Untuk itu, Pemerintah
menjalankan sejumlah bauran kebijakan. Pemerintah melakukan tinjauan terhadap
proyek-proyek infrastruktur Pemerintah khususnya proyek strategi nasional,
implementasi penggunaan Biodiesel (B-20) untuk mengurangi impor bahan bakar
solar, serta melakukan tinjauan kebijakan Pajak Penghasilan terhadap barang konsumsi impor untuk mendorong
penggunaan produk domestik.
Pemerintah telah melakukan
tinjauan terhadap barang-barang yang diatur dalam Peraturan Menteri Keuangan
(PMK) 132/PMK.010/2015, PMK 6/PMK.010/2017 dan PMK 34/PMK.010/2017.
Proses tinjauan dilakukan
secara bersama-sama oleh Kementerian Koordinator Bidang Perekonomian,
Kementerian Keuangan, Kementerian Perindustrian, Kementerian Perdagangan, dan
Kantor Staf Presiden. Tinjauan dilakukan dengan mempertimbangkan kategori
barang konsumsi, ketersediaan produksi dalam negeri, serta memperhatikan
perkembangan industri nasional.
Hasil tinjauan
menyimpulkan bahwa perlu dilakukan penyesuaian tarif PPh Pasal 22 terhadap
1.147 pos tariff dengan rincian sebagai berikut:
Pertama, 210
item komoditas, tarif PPh 22 naik dari 7,5 persen menjadi 10 persen. Termasuk
dalam kategori ini adalah barang mewah seperti mobil CBU, dan motor besar.
Kedua, 218
item komoditas, tarif PPh 22 naik dari 2,5 persen menjadi 10 persen. Termasuk
dalam kategori ini adalah seluruh barang konsumsi yang sebagian besar telah
dapat diproduksi di dalam negeri seperti barang elektronik (dispenser air,
pendingin ruangan, lampu), keperluan sehari hari seperti sabun, sampo,
kosmetik, serta peralatan masak/dapur.
Ketiga, 719
item komoditas, tarif PPh 22 naik dari 2,5 persen menjadi 7,5 persen. Termasuk
dalam kategori ini seluruh barang yang digunakan dalam proses konsumsi dan
keperluan lainnya. Contohnya bahan bangunan (keramik), ban, peralatan
elektronik audio-visual (kabel, box
speaker), produk tekstil (overcoat,
polo shirt, swim wear).
Kebijakan untuk melakukan
pengendalian impor melalui kebijakan Pajak Penghasilan bukan merupakan
kebijakan yang baru pertama kali dilakukan Pemerintah. Pemerintah pernah
memberlakukan kebijakan yang serupa di tahun 2013 dan tahun 2015.
Pada tahun 2013,
Pemerintah menerbitkan PMK Nomor 175/PMK.011/2013 juga dalam rangka
mengendalikan impor setelah Taper Tantrum. Saat itu, pemerintah menaikkan tarif
PPh Pasal 22 atas 502 item komoditas konsumsi dari 2,5 persen menjadi 7,5
persen.
Pada tahun 2015, Pemerintah
melanjutkan kebijakan ini dengan menerbitkan PMK nomor 107/PMK.010/2015.

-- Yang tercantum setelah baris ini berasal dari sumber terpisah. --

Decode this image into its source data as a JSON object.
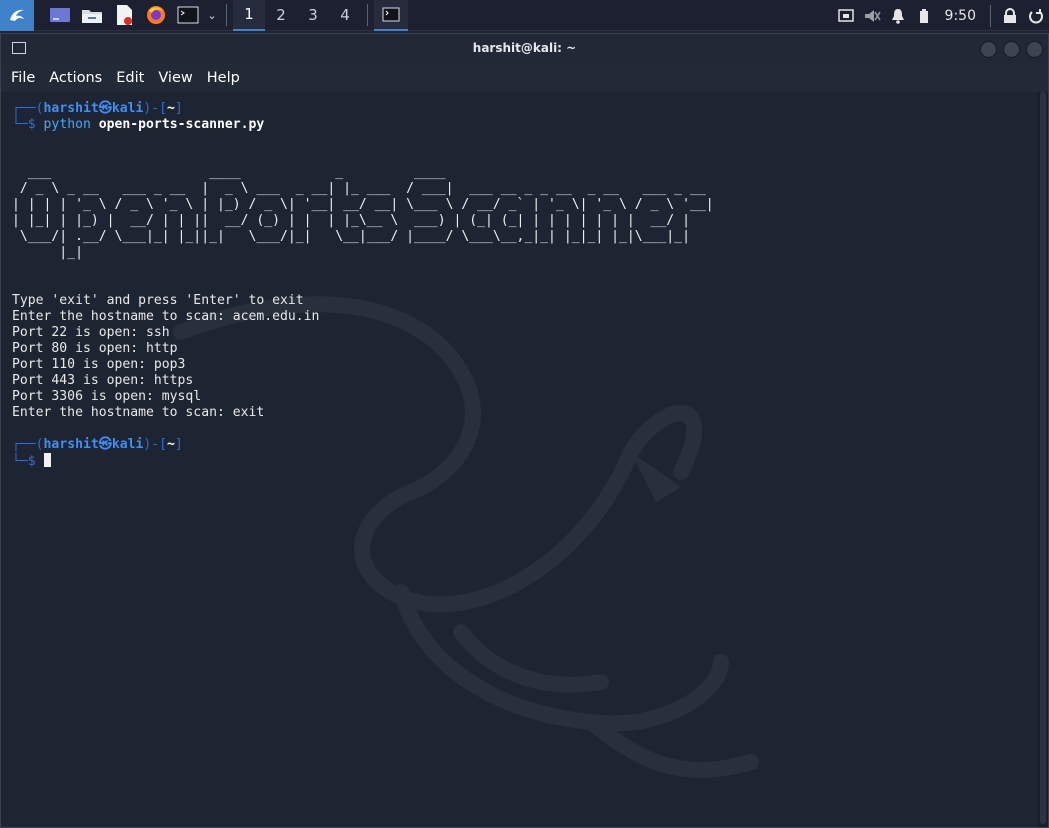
{
  "taskbar": {
    "workspaces": [
      "1",
      "2",
      "3",
      "4"
    ],
    "active_workspace": "1",
    "clock": "9:50",
    "accent_color": "#3f82c9"
  },
  "window": {
    "title": "harshit@kali: ~",
    "menu": [
      "File",
      "Actions",
      "Edit",
      "View",
      "Help"
    ]
  },
  "terminal": {
    "prompt1": {
      "top_left": "┌──(",
      "user": "harshit",
      "at": "㉿",
      "host": "kali",
      "mid": ")-[",
      "dir": "~",
      "end": "]",
      "bottom": "└─$ ",
      "command": "python",
      "argument": "open-ports-scanner.py"
    },
    "banner": [
      "  ___                    ____            _         ____",
      " / _ \\ _ __   ___ _ __  |  _ \\ ___  _ __| |_ ___  / ___|  ___ __ _ _ __  _ __   ___ _ __",
      "| | | | '_ \\ / _ \\ '_ \\ | |_) / _ \\| '__| __/ __| \\___ \\ / __/ _` | '_ \\| '_ \\ / _ \\ '__|",
      "| |_| | |_) |  __/ | | ||  __/ (_) | |  | |_\\__ \\  ___) | (_| (_| | | | | | | |  __/ |",
      " \\___/| .__/ \\___|_| |_||_|   \\___/|_|   \\__|___/ |____/ \\___\\__,_|_| |_|_| |_|\\___|_|",
      "      |_|"
    ],
    "output": [
      "Type 'exit' and press 'Enter' to exit",
      "Enter the hostname to scan: acem.edu.in",
      "Port 22 is open: ssh",
      "Port 80 is open: http",
      "Port 110 is open: pop3",
      "Port 443 is open: https",
      "Port 3306 is open: mysql",
      "Enter the hostname to scan: exit"
    ],
    "prompt2": {
      "top_left": "┌──(",
      "user": "harshit",
      "at": "㉿",
      "host": "kali",
      "mid": ")-[",
      "dir": "~",
      "end": "]",
      "bottom": "└─$ "
    }
  }
}
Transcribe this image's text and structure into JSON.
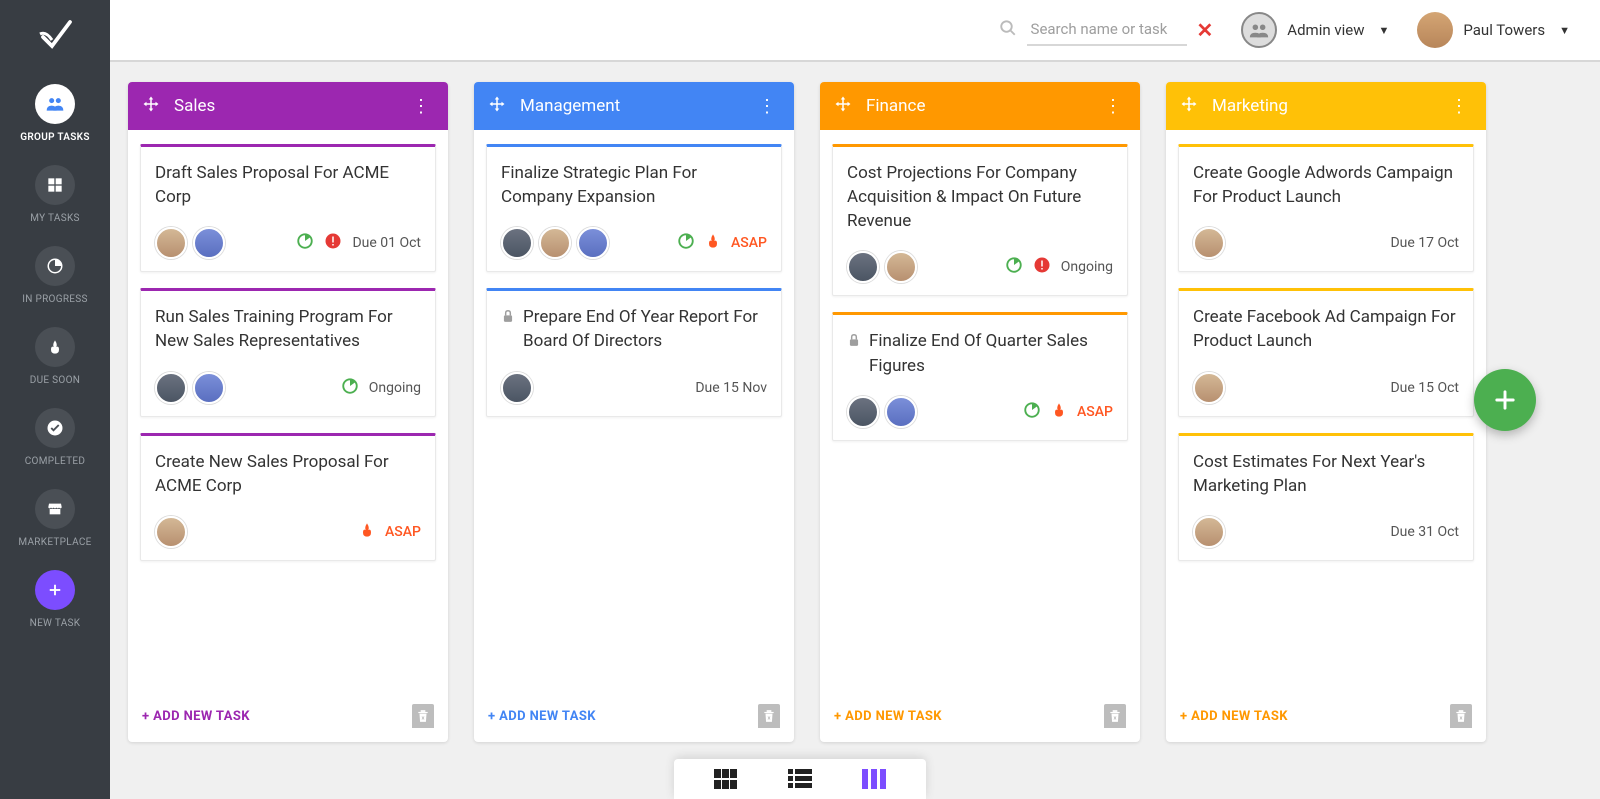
{
  "sidebar": {
    "items": [
      {
        "label": "GROUP TASKS",
        "icon": "group"
      },
      {
        "label": "MY TASKS",
        "icon": "grid"
      },
      {
        "label": "IN PROGRESS",
        "icon": "progress"
      },
      {
        "label": "DUE SOON",
        "icon": "fire"
      },
      {
        "label": "COMPLETED",
        "icon": "check"
      },
      {
        "label": "MARKETPLACE",
        "icon": "store"
      },
      {
        "label": "NEW TASK",
        "icon": "plus"
      }
    ]
  },
  "topbar": {
    "search_placeholder": "Search name or task",
    "admin_label": "Admin view",
    "user_name": "Paul Towers"
  },
  "columns": [
    {
      "title": "Sales",
      "color": "purple",
      "add_label": "+ ADD NEW TASK",
      "cards": [
        {
          "title": "Draft Sales Proposal For ACME Corp",
          "locked": false,
          "avatars": [
            "a1",
            "a2"
          ],
          "progress": true,
          "alert": true,
          "fire": false,
          "due": "Due 01 Oct",
          "asap": false
        },
        {
          "title": "Run Sales Training Program For New Sales Representatives",
          "locked": false,
          "avatars": [
            "a3",
            "a2"
          ],
          "progress": true,
          "alert": false,
          "fire": false,
          "due": "Ongoing",
          "asap": false
        },
        {
          "title": "Create New Sales Proposal For ACME Corp",
          "locked": false,
          "avatars": [
            "a1"
          ],
          "progress": false,
          "alert": false,
          "fire": true,
          "due": "ASAP",
          "asap": true
        }
      ]
    },
    {
      "title": "Management",
      "color": "blue",
      "add_label": "+ ADD NEW TASK",
      "cards": [
        {
          "title": "Finalize Strategic Plan For Company Expansion",
          "locked": false,
          "avatars": [
            "a3",
            "a1",
            "a2"
          ],
          "progress": true,
          "alert": false,
          "fire": true,
          "due": "ASAP",
          "asap": true
        },
        {
          "title": "Prepare End Of Year Report For Board Of Directors",
          "locked": true,
          "avatars": [
            "a3"
          ],
          "progress": false,
          "alert": false,
          "fire": false,
          "due": "Due 15 Nov",
          "asap": false
        }
      ]
    },
    {
      "title": "Finance",
      "color": "orange",
      "add_label": "+ ADD NEW TASK",
      "cards": [
        {
          "title": "Cost Projections For Company Acquisition & Impact On Future Revenue",
          "locked": false,
          "avatars": [
            "a3",
            "a1"
          ],
          "progress": true,
          "alert": true,
          "fire": false,
          "due": "Ongoing",
          "asap": false
        },
        {
          "title": "Finalize End Of Quarter Sales Figures",
          "locked": true,
          "avatars": [
            "a3",
            "a2"
          ],
          "progress": true,
          "alert": false,
          "fire": true,
          "due": "ASAP",
          "asap": true
        }
      ]
    },
    {
      "title": "Marketing",
      "color": "yellow",
      "add_label": "+ ADD NEW TASK",
      "cards": [
        {
          "title": "Create Google Adwords Campaign For Product Launch",
          "locked": false,
          "avatars": [
            "a1"
          ],
          "progress": false,
          "alert": false,
          "fire": false,
          "due": "Due 17 Oct",
          "asap": false
        },
        {
          "title": "Create Facebook Ad Campaign For Product Launch",
          "locked": false,
          "avatars": [
            "a1"
          ],
          "progress": false,
          "alert": false,
          "fire": false,
          "due": "Due 15 Oct",
          "asap": false
        },
        {
          "title": "Cost Estimates For Next Year's Marketing Plan",
          "locked": false,
          "avatars": [
            "a1"
          ],
          "progress": false,
          "alert": false,
          "fire": false,
          "due": "Due 31 Oct",
          "asap": false
        }
      ]
    }
  ]
}
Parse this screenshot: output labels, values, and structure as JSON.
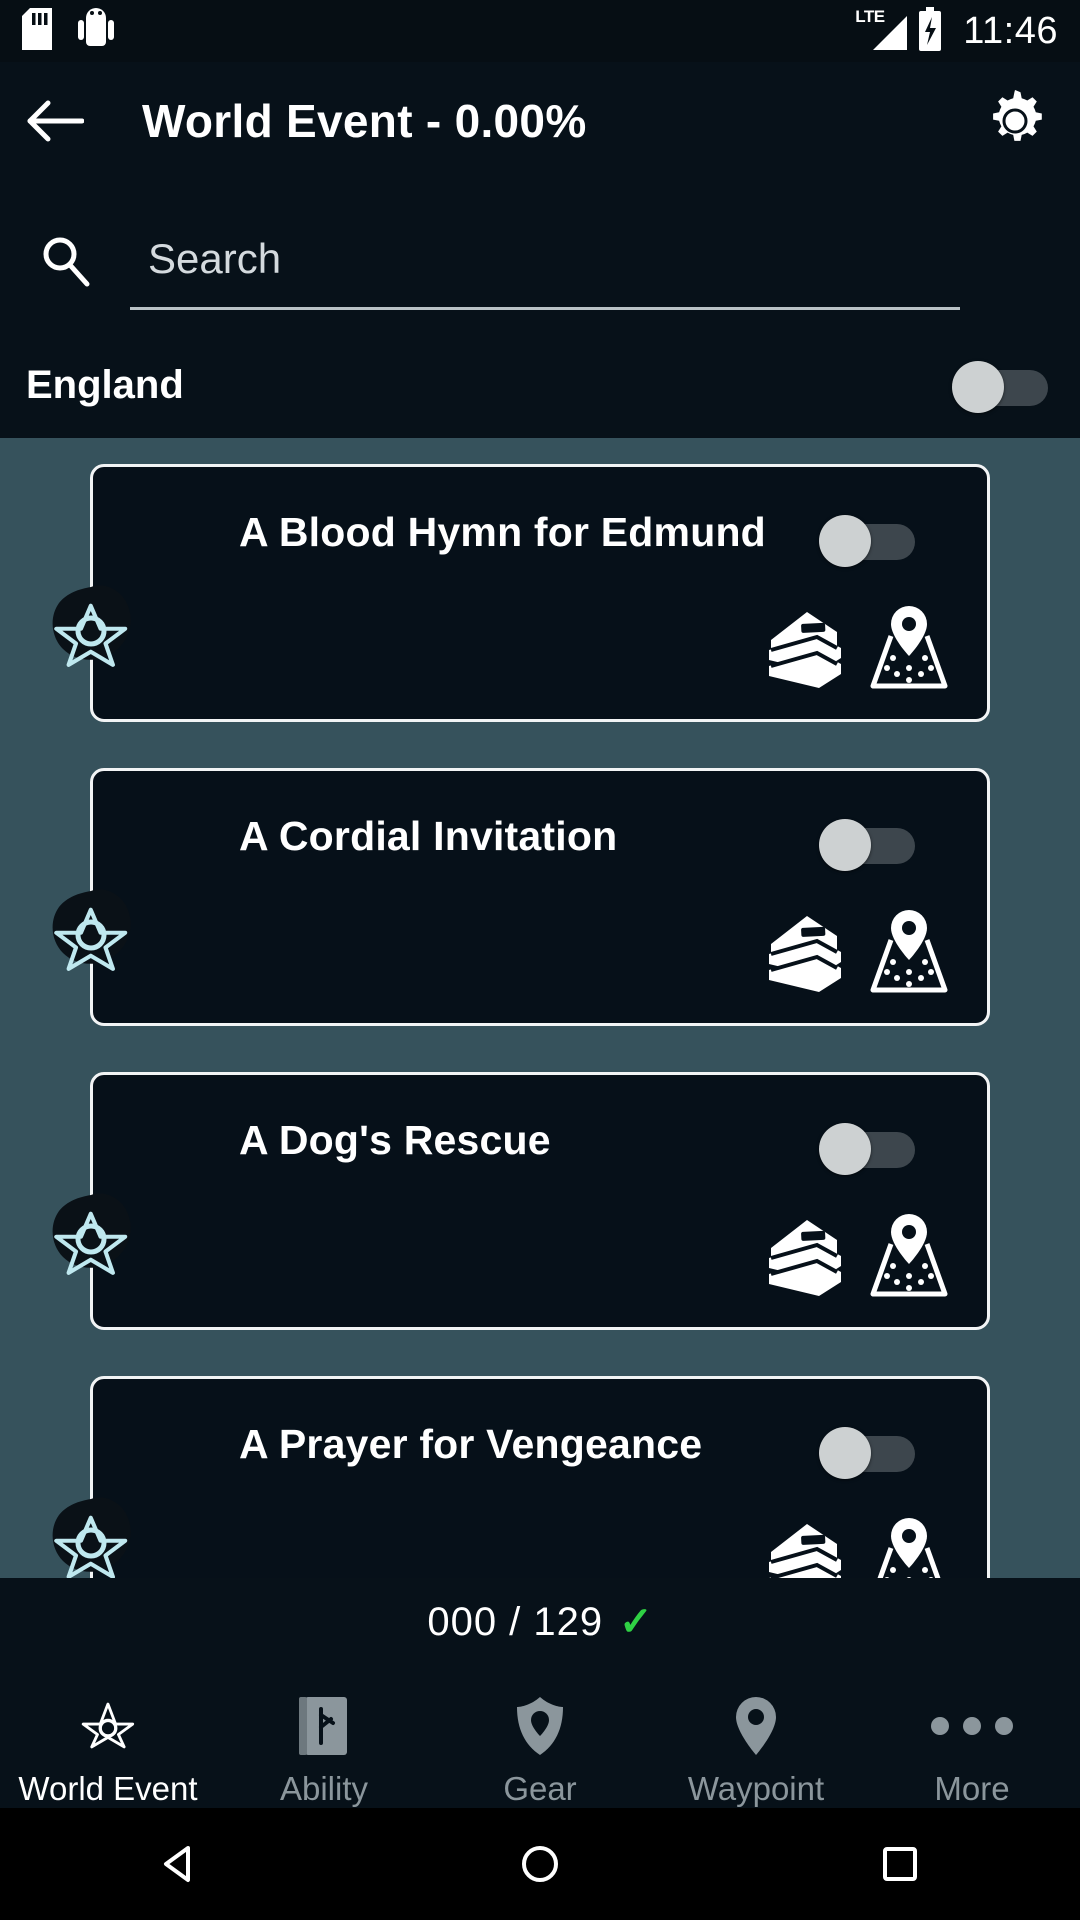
{
  "status_bar": {
    "icons": [
      "sd-card-icon",
      "android-robot-icon"
    ],
    "network": "LTE",
    "battery": "charging",
    "time": "11:46"
  },
  "app_bar": {
    "back_label": "back-arrow",
    "title": "World Event - 0.00%",
    "settings_label": "settings"
  },
  "search": {
    "placeholder": "Search",
    "value": ""
  },
  "region": {
    "name": "England",
    "toggle_state": "off"
  },
  "colors": {
    "page_background": "#36525c",
    "panel_background": "#071119",
    "card_background": "#061019",
    "card_border": "#f2f4f5",
    "accent_star": "#bfe8ef",
    "check_green": "#2fd144",
    "toggle_knob": "#cdd1d2",
    "toggle_track": "#3d464d",
    "inactive_nav": "#8b969c"
  },
  "list": {
    "items": [
      {
        "title": "A Blood Hymn for Edmund",
        "toggle_state": "off",
        "icons": [
          "book-icon",
          "map-pin-icon"
        ],
        "collectible_icon": "world-event-star-icon"
      },
      {
        "title": "A Cordial Invitation",
        "toggle_state": "off",
        "icons": [
          "book-icon",
          "map-pin-icon"
        ],
        "collectible_icon": "world-event-star-icon"
      },
      {
        "title": "A Dog's Rescue",
        "toggle_state": "off",
        "icons": [
          "book-icon",
          "map-pin-icon"
        ],
        "collectible_icon": "world-event-star-icon"
      },
      {
        "title": "A Prayer for Vengeance",
        "toggle_state": "off",
        "icons": [
          "book-icon",
          "map-pin-icon"
        ],
        "collectible_icon": "world-event-star-icon"
      }
    ]
  },
  "counter": {
    "text": "000 / 129",
    "check": "✓"
  },
  "bottom_nav": {
    "items": [
      {
        "label": "World Event",
        "icon": "star-icon",
        "active": true
      },
      {
        "label": "Ability",
        "icon": "book-rune-icon",
        "active": false
      },
      {
        "label": "Gear",
        "icon": "armor-icon",
        "active": false
      },
      {
        "label": "Waypoint",
        "icon": "map-pin-icon",
        "active": false
      },
      {
        "label": "More",
        "icon": "more-dots-icon",
        "active": false
      }
    ]
  },
  "system_nav": {
    "back": "triangle-back-icon",
    "home": "circle-home-icon",
    "recents": "square-recents-icon"
  }
}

Melalui PMK tersebut Pemerintah menaikkan tarif PPh Pasal 22 atas 240 item
komoditas konsumsi dari 7,5 persen menjadi 10 persen atas barang konsumsi
tertentu yang dihapuskan Pajak Penjualan atas Barang Mewah (PPnBM) nya.
Pembayaran PPh Pasal 22
merupakan pembayaran Pajak Penghasilan di muka yang dapat dikreditkan sebagai
bagian dari pembayaran PPh terutang di akhir tahun pajak. Oleh karena itu,
kenaikan tarif PPh 22 pada prinsipnya tidak akan memberatkan industri
manufaktur.
Dalam rangka mendukung
kebijakan Pemerintah dalam memitigasi dampak volatilitas ekonomi global,
Kementerian Keuangan akan terus melakukan simplifikasi administrasi perpajakan
dan kepabeanan. Sinergi DJP dan DJBC akan terus diarahkan untuk meningkatkan
pelayanan dan tingkat kepatuhan yang mendukung pertumbuhan industri dalam
negeri. Salah satunya melalui percepatan pelayanan restitusi, khususnya untuk
pelaku usaha yang memiliki reputasi yang baik.(kmk/dde)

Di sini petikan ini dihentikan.